Was mich noch sehr beunruhigte waren die Schwärme an Vögel. Sie waren etwas größer als Spatzen, ich kannte sie nicht. Diese Massen erinnerten mich an den Film "Die Vögel". Wenn diese etwas größer gewesen wären, hätte ich sogar etwas Angst bekommen. Das Wetter von gestern hätte ich haben müssen, bei Sonnenschein wäre es die schönste Fahrt geworden, aber es sollte nicht sein. Das letzte Viertel kam und damit auch der Regen. So stark, dass ich mein Regenzeug anziehen musste. Ich hatte es immer griffbereit. Erst den Poncho übergestreift, dann die Schuhschoner die bis zum Knie gingen, damit die Hosen trocken blieben. Der Sturm verfing sich in dem Poncho, so konnte ich nur noch mit sieben Stundenkilometer fahren aber es war schon Land in Sicht. Ich schaute auf meinen Kilometerzähler und sah, es waren noch zehn Kilometer zu fahren. Auch die gingen einmal zu Ende.

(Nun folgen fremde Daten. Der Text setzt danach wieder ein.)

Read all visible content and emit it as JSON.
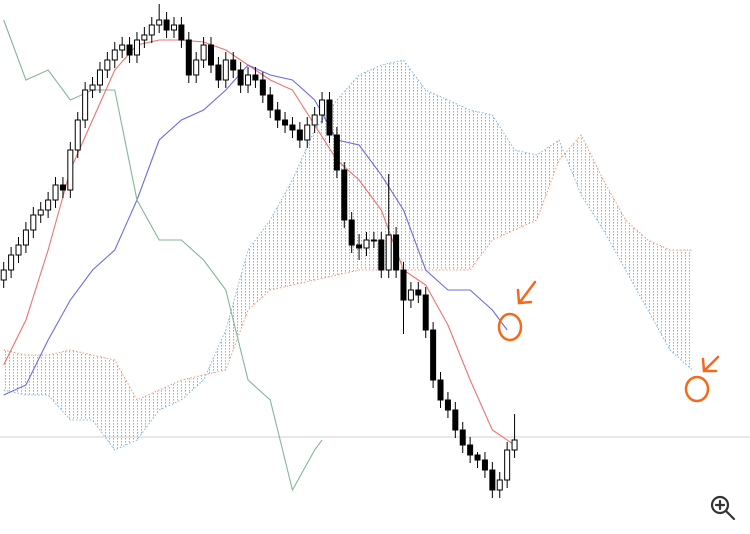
{
  "chart_data": {
    "type": "candlestick",
    "xlim": [
      -0.5,
      100.8
    ],
    "ylim": [
      0,
      534
    ],
    "up_color": "#ffffff",
    "down_color": "#000000",
    "price_line": 97,
    "price_line_color": "#d0d0d0",
    "open": [
      254,
      264,
      279,
      289,
      304,
      319,
      324,
      334,
      349,
      344,
      384,
      414,
      444,
      449,
      464,
      474,
      484,
      489,
      479,
      494,
      499,
      509,
      514,
      504,
      509,
      494,
      459,
      474,
      489,
      469,
      454,
      474,
      464,
      449,
      459,
      454,
      439,
      424,
      414,
      409,
      404,
      394,
      409,
      419,
      434,
      399,
      364,
      314,
      289,
      286,
      294,
      294,
      264,
      299,
      264,
      234,
      244,
      239,
      204,
      154,
      134,
      124,
      104,
      89,
      79,
      74,
      64,
      44,
      54,
      84
    ],
    "high": [
      272,
      287,
      297,
      312,
      327,
      332,
      342,
      357,
      357,
      392,
      422,
      452,
      457,
      472,
      482,
      492,
      497,
      497,
      502,
      507,
      517,
      530,
      522,
      517,
      517,
      502,
      482,
      497,
      497,
      477,
      482,
      482,
      472,
      467,
      467,
      462,
      447,
      432,
      422,
      417,
      412,
      417,
      427,
      442,
      442,
      407,
      372,
      322,
      300,
      302,
      302,
      302,
      360,
      307,
      272,
      252,
      252,
      247,
      212,
      162,
      142,
      132,
      112,
      97,
      82,
      82,
      72,
      62,
      92,
      120
    ],
    "low": [
      246,
      256,
      271,
      281,
      296,
      311,
      316,
      326,
      336,
      336,
      376,
      406,
      436,
      441,
      456,
      466,
      476,
      471,
      471,
      486,
      491,
      501,
      496,
      496,
      486,
      451,
      451,
      466,
      461,
      446,
      446,
      456,
      441,
      441,
      446,
      431,
      416,
      406,
      401,
      396,
      386,
      386,
      401,
      411,
      391,
      356,
      306,
      281,
      274,
      278,
      286,
      256,
      256,
      256,
      200,
      226,
      231,
      196,
      146,
      126,
      116,
      96,
      81,
      71,
      66,
      56,
      36,
      36,
      46,
      76
    ],
    "close": [
      264,
      279,
      289,
      304,
      319,
      324,
      334,
      349,
      344,
      384,
      414,
      444,
      449,
      464,
      474,
      484,
      489,
      479,
      494,
      499,
      509,
      514,
      504,
      509,
      494,
      459,
      474,
      489,
      469,
      454,
      474,
      464,
      449,
      459,
      454,
      439,
      424,
      414,
      409,
      404,
      394,
      409,
      419,
      434,
      399,
      364,
      314,
      289,
      286,
      294,
      294,
      264,
      299,
      264,
      234,
      244,
      239,
      204,
      154,
      134,
      124,
      104,
      89,
      79,
      74,
      64,
      44,
      54,
      84,
      94
    ],
    "lines": [
      {
        "color": "#f07070",
        "x": [
          0,
          3,
          6,
          9,
          12,
          15,
          18,
          21,
          24,
          27,
          30,
          33,
          36,
          39,
          42,
          45,
          48,
          51,
          54,
          57,
          60,
          63,
          66,
          69
        ],
        "values": [
          169,
          214,
          284,
          364,
          414,
          464,
          489,
          494,
          494,
          492,
          484,
          469,
          454,
          444,
          409,
          374,
          354,
          324,
          264,
          249,
          209,
          154,
          104,
          89
        ]
      },
      {
        "color": "#6b6be8",
        "x": [
          0,
          3,
          6,
          9,
          12,
          15,
          18,
          21,
          24,
          27,
          30,
          33,
          36,
          39,
          42,
          45,
          48,
          51,
          54,
          57,
          60,
          63,
          66,
          68
        ],
        "values": [
          139,
          149,
          194,
          234,
          264,
          284,
          334,
          394,
          414,
          424,
          444,
          469,
          459,
          454,
          434,
          394,
          389,
          359,
          324,
          264,
          244,
          244,
          224,
          204
        ]
      },
      {
        "color": "#86b596",
        "x": [
          0,
          3,
          6,
          9,
          12,
          15,
          18,
          21,
          24,
          27,
          30,
          33,
          36,
          39,
          42,
          43
        ],
        "values": [
          514,
          454,
          464,
          434,
          444,
          444,
          334,
          294,
          294,
          274,
          244,
          154,
          134,
          44,
          84,
          94
        ]
      }
    ],
    "cloud": {
      "x": [
        0,
        3,
        6,
        9,
        12,
        15,
        18,
        21,
        24,
        27,
        30,
        33,
        36,
        39,
        42,
        45,
        48,
        51,
        54,
        57,
        60,
        63,
        66,
        69,
        72,
        75,
        78,
        81,
        84,
        87,
        90,
        93
      ],
      "a": [
        144,
        139,
        139,
        114,
        114,
        84,
        94,
        124,
        134,
        154,
        204,
        284,
        314,
        354,
        404,
        434,
        459,
        469,
        474,
        444,
        434,
        424,
        419,
        384,
        379,
        394,
        339,
        304,
        264,
        224,
        184,
        164
      ],
      "b": [
        184,
        179,
        179,
        184,
        179,
        174,
        134,
        144,
        154,
        159,
        164,
        224,
        244,
        249,
        254,
        259,
        264,
        264,
        264,
        264,
        264,
        264,
        294,
        304,
        314,
        374,
        399,
        354,
        314,
        294,
        284,
        284
      ],
      "a_color": "#7fb6e6",
      "b_color": "#f2957a"
    }
  }
}
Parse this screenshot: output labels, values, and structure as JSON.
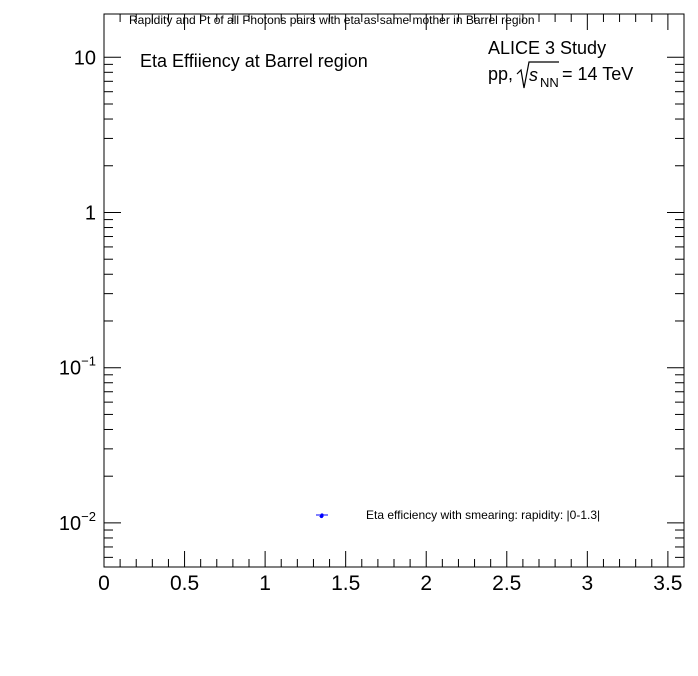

Das war für heute der schlimmste Teil und für mich die schwierigste Fahrt. In einer Unterführung machte ich erst einmal eine Pause von zehn Minuten. Dazu nahm ich mir eine halbe Schnitte und aß sie mit Genuss. Im Freien schmeckte es einfach lecker.
Nun fuhr ich weiter, immer am Meer entlang bis Urk. Den ganzen Weg entlang standen Mühlen. Der Weg war angenehm, nur durch das Wetter sehr unbequem. Das einzige Gute war, dass ich den Wind nun wieder von hinten hatte. Das hatten mir schon die Radfahrer gesagt, die ich unterwegs getroffen hatte. Der Regen war so stark, dass meine Hose an den Oberschenkeln nass wurde. Selbst auf meine Brille musste ich verzichten, vor Nässe war kein Durchschauen möglich. Ich hatte das Gefühl, der Damm auf den Dünen nahm einfach kein Ende und die Mühlen auch nicht. Ich wusste: wenn diese aufhörten, muss ich rechts herum.
Einen kleinen Stopp musste ich noch hinnehmen. Eine Schafherde bevölkerte den Weg. Nur mit Mühe schaffte ich es durchzukommen. Endlich war es so weit und ich hatte meine Abzweigung erreicht. Ich las auf einem Schild "Urk" und fuhr in diese Richtung. Durch die letzten Anstrengungen hatte ich leider das Schild nicht richtig gelesen und fuhr in die falsche Richtung und dann auch noch mit dem Wind von vorne. Da ich kaum was sah, merkte ich erst nach einer halben Stunde, dass ich falsch war. Erst durch ein anderes Schild direkt vor meiner Nase sah ich das Malheur. Also wieder zurück.
An einer Bushaltestelle, ich fuhr Richtung Nagele, hielt ich an und machte eine kurze Rast. Die nächste Schnitte war dran und das Getränk. Es war auch kalt, so zog ich mir einen warmen Pulli an. Zwar war es erst 13.30 Uhr aber ich wollte versuchen, eine Unterkunft zu bekommen, denn ich war ganz schön erledigt. Frisch gestärkt und warm angezogen fuhr ich Richtung Ens. In Kraggenburg nahm ich mir ein Zimmer in einem Hotel.